The bottomline: Closures, layoffs and retrenchments are not a new phenomenon and will stay. In the last few years, scores of media employees have lost their jobs, with little or no compensation. Routinely, the media industry, led by cash-rich and politically powerful media houses, has flouted directives of the Hon’ble Supreme Court of India to implement the 2011 Majithia wage board award for newspaper and news agency employees. It would be pertinent to note that the recommendations of the Majithia Wage Board are statutory in nature and are also applicable to all contractual employees.
One thing is clear: The longevity of one’s innings at a newspaper, magazine or a channel does not matter. If a sack has to happen, it will happen.
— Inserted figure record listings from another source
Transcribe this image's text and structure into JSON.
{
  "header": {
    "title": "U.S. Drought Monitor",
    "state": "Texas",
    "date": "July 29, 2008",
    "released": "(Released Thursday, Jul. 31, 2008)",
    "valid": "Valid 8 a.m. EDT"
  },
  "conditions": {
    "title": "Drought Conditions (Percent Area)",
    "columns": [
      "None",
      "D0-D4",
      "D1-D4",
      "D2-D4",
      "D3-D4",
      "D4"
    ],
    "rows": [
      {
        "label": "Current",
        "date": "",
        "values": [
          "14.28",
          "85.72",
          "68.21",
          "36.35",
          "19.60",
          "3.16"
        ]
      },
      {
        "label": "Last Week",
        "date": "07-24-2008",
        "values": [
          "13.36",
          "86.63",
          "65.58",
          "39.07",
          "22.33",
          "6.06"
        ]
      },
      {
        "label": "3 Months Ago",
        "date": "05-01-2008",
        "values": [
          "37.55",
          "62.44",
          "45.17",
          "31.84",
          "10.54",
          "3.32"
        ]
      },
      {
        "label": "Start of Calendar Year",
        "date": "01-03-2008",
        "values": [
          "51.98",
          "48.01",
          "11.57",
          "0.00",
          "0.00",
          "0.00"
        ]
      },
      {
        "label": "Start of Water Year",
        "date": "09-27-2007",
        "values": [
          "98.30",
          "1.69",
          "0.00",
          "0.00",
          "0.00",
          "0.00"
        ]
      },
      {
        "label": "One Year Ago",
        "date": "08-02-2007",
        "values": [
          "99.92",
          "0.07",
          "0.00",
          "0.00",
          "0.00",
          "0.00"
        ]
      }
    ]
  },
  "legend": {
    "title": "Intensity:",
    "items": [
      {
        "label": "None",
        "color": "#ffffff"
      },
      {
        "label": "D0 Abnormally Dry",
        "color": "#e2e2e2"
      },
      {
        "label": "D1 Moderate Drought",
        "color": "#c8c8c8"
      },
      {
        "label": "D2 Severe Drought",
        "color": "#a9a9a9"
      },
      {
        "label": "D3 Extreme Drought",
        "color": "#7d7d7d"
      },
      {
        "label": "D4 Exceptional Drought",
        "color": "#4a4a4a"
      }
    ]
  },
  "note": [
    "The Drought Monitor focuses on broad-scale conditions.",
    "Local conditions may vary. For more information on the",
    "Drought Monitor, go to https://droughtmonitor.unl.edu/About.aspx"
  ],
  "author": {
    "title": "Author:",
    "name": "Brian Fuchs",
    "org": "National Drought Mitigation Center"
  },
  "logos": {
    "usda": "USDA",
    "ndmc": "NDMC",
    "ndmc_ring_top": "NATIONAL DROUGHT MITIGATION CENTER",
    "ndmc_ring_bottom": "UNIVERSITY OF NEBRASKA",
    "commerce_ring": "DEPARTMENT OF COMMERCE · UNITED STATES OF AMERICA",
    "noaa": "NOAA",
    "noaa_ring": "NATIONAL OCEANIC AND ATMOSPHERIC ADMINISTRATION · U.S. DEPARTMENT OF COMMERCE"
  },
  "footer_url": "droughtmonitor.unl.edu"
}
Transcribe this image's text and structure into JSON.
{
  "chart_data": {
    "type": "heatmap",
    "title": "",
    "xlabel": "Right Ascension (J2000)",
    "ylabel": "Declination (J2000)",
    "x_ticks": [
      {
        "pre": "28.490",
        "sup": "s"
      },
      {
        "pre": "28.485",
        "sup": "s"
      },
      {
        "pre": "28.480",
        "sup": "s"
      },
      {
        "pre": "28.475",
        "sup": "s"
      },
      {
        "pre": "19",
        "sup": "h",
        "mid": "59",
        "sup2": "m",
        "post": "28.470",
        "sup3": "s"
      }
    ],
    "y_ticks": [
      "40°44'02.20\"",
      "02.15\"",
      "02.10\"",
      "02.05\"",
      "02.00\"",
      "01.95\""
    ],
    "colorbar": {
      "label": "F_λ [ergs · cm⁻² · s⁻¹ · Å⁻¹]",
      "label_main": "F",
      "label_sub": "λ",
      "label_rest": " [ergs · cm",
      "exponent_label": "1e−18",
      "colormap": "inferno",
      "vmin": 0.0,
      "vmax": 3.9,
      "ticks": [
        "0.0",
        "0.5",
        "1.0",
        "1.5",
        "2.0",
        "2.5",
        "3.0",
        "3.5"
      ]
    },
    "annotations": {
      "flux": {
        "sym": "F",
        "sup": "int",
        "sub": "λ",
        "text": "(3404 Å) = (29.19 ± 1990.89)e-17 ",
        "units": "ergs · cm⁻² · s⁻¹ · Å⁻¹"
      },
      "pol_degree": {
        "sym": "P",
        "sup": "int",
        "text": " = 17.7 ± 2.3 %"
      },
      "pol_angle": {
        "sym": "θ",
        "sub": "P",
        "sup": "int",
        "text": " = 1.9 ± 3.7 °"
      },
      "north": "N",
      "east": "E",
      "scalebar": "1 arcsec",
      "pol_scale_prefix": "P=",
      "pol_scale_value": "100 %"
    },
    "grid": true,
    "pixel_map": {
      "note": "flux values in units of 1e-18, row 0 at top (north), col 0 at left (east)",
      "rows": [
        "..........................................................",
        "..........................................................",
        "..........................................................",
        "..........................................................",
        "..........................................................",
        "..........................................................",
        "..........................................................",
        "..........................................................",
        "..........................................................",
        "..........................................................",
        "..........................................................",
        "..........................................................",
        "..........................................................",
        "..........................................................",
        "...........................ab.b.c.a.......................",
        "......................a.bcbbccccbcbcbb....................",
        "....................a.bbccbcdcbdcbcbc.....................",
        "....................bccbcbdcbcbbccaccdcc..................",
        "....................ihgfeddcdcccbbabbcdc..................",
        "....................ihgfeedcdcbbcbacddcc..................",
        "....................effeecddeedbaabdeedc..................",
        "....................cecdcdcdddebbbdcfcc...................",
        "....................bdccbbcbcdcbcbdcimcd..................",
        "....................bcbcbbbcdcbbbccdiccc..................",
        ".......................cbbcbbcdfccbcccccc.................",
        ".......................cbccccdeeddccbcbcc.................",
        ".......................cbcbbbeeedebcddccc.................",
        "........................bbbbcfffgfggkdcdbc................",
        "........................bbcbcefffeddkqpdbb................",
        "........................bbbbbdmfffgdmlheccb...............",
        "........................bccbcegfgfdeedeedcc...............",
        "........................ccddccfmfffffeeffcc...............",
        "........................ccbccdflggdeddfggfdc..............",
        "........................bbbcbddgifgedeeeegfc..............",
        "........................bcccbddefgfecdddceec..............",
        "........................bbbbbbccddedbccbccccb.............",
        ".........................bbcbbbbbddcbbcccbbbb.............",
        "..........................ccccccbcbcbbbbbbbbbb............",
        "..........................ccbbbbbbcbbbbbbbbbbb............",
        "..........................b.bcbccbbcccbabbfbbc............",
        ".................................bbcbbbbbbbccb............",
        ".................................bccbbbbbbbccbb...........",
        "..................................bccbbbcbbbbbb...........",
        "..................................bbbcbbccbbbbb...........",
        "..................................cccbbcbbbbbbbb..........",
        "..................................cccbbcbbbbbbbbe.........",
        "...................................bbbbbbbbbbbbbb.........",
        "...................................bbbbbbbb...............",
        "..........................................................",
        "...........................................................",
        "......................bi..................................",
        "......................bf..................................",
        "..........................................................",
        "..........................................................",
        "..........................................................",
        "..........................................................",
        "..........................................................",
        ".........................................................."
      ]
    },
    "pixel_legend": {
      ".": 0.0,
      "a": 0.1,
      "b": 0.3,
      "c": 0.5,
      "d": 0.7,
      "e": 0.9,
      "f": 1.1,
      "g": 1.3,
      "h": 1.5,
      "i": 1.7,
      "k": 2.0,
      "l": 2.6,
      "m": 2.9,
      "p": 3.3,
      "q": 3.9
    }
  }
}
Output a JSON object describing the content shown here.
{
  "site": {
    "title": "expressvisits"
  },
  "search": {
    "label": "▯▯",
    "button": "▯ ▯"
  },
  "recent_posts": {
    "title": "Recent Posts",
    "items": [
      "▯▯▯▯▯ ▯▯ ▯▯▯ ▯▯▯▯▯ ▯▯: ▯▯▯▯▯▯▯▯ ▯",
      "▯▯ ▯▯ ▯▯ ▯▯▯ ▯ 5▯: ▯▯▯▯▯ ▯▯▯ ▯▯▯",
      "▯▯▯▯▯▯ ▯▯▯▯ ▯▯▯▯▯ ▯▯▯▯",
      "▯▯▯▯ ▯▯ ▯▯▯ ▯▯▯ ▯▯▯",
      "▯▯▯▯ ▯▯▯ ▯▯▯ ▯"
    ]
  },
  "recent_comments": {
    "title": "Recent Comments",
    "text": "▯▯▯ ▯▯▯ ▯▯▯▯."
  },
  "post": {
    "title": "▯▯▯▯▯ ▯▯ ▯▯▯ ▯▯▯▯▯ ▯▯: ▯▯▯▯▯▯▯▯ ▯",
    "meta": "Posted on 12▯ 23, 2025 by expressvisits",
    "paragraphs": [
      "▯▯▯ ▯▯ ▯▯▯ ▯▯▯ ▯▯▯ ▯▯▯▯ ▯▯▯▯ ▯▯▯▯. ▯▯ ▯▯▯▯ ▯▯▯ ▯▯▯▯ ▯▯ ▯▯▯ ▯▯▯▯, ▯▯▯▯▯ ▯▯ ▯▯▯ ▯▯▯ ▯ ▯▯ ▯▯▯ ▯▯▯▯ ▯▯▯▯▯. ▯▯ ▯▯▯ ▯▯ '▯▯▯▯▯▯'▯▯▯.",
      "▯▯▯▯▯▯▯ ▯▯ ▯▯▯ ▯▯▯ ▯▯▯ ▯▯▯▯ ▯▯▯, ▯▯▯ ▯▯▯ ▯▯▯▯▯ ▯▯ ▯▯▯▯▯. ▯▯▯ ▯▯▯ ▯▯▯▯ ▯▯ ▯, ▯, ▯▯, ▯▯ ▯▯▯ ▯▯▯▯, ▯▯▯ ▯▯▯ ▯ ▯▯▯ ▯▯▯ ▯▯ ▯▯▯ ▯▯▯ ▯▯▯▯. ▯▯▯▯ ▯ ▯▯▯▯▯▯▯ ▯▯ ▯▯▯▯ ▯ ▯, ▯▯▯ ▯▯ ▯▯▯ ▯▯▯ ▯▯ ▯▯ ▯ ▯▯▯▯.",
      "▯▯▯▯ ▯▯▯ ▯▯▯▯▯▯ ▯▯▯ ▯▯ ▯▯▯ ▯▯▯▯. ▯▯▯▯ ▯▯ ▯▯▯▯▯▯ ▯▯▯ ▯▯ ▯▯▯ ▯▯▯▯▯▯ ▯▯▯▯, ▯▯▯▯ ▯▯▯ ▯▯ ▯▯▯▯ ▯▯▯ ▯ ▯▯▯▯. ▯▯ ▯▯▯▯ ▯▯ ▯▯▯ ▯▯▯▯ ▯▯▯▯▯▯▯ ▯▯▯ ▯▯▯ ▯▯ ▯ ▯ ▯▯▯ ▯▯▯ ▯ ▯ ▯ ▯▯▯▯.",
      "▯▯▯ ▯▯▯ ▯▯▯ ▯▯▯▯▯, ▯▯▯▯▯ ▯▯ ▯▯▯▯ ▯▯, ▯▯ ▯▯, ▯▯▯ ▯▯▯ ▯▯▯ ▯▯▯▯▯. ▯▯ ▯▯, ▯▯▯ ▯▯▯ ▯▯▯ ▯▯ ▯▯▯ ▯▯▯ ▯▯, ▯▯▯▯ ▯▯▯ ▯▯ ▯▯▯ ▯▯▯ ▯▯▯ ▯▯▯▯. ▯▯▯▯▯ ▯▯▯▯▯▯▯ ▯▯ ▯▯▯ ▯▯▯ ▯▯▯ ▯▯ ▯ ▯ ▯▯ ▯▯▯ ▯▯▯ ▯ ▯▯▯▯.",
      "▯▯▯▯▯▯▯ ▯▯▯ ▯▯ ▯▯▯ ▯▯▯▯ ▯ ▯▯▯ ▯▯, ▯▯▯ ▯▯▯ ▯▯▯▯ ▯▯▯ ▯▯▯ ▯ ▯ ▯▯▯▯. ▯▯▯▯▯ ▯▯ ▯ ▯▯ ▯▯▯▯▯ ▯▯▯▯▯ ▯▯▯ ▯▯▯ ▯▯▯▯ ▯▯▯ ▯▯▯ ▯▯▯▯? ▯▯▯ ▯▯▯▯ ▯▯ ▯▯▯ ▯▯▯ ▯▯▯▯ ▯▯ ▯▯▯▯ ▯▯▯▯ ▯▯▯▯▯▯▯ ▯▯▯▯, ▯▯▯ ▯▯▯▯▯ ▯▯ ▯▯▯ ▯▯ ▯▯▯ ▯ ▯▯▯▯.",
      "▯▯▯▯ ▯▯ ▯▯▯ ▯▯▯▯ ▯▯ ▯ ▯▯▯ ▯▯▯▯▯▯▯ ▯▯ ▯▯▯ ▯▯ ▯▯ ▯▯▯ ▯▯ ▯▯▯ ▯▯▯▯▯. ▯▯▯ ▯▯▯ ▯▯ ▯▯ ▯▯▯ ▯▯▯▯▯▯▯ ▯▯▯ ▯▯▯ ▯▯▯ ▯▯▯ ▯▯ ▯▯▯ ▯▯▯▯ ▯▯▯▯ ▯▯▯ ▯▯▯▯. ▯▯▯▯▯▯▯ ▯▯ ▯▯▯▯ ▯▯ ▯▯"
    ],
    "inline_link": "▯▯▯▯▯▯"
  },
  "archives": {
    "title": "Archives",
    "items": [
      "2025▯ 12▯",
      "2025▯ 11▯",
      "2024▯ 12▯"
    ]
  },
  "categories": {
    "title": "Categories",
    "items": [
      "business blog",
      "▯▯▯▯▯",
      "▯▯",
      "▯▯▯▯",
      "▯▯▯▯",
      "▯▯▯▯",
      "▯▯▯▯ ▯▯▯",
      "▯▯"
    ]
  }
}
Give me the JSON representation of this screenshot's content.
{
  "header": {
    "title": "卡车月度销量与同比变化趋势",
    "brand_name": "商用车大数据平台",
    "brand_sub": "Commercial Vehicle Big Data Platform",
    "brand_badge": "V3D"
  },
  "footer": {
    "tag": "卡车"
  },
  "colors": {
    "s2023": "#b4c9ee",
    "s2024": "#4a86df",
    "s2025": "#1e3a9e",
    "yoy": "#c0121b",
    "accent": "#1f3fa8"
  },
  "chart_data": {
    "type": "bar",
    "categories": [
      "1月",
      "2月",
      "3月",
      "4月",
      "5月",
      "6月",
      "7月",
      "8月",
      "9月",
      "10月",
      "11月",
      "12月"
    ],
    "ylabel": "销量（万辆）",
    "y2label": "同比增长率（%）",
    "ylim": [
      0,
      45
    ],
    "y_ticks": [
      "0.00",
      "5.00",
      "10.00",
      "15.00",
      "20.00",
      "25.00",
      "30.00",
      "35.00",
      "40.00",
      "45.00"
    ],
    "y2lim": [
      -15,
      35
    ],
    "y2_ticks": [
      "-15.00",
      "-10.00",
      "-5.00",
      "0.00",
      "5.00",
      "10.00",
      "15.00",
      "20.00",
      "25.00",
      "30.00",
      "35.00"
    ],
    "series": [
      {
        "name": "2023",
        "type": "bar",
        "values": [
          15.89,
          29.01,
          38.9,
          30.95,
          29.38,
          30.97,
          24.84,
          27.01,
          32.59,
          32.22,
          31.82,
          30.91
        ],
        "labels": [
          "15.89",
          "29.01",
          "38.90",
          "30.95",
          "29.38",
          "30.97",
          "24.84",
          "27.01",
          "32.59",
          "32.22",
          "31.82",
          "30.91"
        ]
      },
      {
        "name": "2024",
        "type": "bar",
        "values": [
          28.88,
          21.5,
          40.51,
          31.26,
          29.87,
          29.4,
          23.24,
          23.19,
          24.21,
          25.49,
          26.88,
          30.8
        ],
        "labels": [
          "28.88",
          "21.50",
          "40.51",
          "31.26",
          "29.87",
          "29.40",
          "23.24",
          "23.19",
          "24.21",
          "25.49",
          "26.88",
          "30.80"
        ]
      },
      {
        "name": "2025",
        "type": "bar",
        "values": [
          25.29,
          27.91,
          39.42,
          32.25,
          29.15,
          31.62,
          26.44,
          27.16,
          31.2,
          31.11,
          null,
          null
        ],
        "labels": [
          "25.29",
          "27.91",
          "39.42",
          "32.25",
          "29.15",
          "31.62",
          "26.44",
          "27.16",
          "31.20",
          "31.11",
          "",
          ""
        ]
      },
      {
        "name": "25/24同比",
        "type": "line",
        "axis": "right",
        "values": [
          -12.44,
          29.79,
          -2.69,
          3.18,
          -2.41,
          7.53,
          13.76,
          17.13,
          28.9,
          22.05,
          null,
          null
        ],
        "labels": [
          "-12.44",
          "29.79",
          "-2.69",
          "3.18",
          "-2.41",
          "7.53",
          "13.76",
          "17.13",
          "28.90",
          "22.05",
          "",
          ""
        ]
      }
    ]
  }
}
Second, Indian journalists will just not be able to form a team, raise cash and run a news platform. They will need serious funding. And they will have to generate alternate revenue models. Indian news platform owners run telecom companies, football and cricket clubs, departmental stores, even real estate business. Journalists will have serious troubles getting into such businesses. And finally, any news business cannot sustain on generating only news or views. Others will copy fast and upload faster. There needs to be solid juice, more and more ground level reporting which will require some solid cash flow.
The issue once again returns to the big question: Who will open the purse? Like everything else in present day journalism in India, there are no answers. The absence of a proven revenue model in the digital space has prevented the Indian media from bouncing back. Global experts are sure that Indian media can be successful only if Google and Facebook pay fair share of their revenue with news publishers the way it happened in Australia.
No one knows if that will happen in India.
Shantanu Guha Ray is a Wharton-trained journalist and award-winning author. He lives in Delhi with his wife and two pets. He won the 2018 Crossword award for his book, Target, which probed the NSEL payment crisis.